Most Christians, though, while holding fast to this doctrine of human suffering as the highest expression of divine love in our earthly life, may understandably feel that they can never achieve or even come close to the height, depth and intensity of Christ’s love as vividly and bloodily demonstrated on the Cross.
Thankfully, saints through the centuries, from the Blessed Virgin Mary to Mother Teresa and John Paul II, have shown how any person in any state of humanity can live lives of holiness and heavenly love.
On Thursday the saint with whom most family men can identify was extolled for his life of humility, acceptance and sacrifice before God.

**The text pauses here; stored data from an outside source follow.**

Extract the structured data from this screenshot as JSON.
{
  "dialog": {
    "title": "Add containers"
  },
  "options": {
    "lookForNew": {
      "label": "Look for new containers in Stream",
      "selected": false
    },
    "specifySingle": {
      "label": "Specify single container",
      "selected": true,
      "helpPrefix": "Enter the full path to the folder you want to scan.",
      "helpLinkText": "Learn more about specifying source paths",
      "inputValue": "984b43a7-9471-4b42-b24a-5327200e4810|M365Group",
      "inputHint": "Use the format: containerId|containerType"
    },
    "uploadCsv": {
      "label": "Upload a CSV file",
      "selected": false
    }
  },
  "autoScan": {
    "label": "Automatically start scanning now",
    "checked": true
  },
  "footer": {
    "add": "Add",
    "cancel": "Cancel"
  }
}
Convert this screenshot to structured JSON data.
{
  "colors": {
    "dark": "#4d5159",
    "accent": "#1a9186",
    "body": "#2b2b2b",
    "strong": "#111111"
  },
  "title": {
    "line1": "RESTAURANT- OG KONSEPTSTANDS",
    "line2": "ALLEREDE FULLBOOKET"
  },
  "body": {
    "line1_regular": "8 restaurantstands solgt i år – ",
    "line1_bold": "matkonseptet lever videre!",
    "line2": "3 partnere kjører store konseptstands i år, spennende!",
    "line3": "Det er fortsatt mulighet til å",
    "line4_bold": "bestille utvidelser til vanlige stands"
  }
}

The Feast of Saint Joseph, the chaste spouse of Mary, Mother of God, was celebrated on March 19.
In his homily at the Santuario de San Jose fiesta mass in Greenhills, Bishop Teodoro Bacani said St. Joseph faced several crises — Mary’s pregnancy, no room at the inn for her to give birth, the flight to Egypt from Herod’s soldiers, and the boy Jesus’s disappearance in Jerusalem — and always acted with full trust and acceptance of God’s will, and every effort to care for Jesus and Mary.
The good bishop also remarked the Filipinos also face crisis after crisis, recounting the tribulations under various presidents. Yet the nation has persevered, and our faith and longsuffering spirit, not unlike Joseph’s, has always carried us through and shown us the love of God in our life as a people.
And in laying down His life for His beloved faithful, Jesus Christ points the way for all of us to find Him, His Father and Their Holy Spirit in our own blood, sweat and tears. Amen.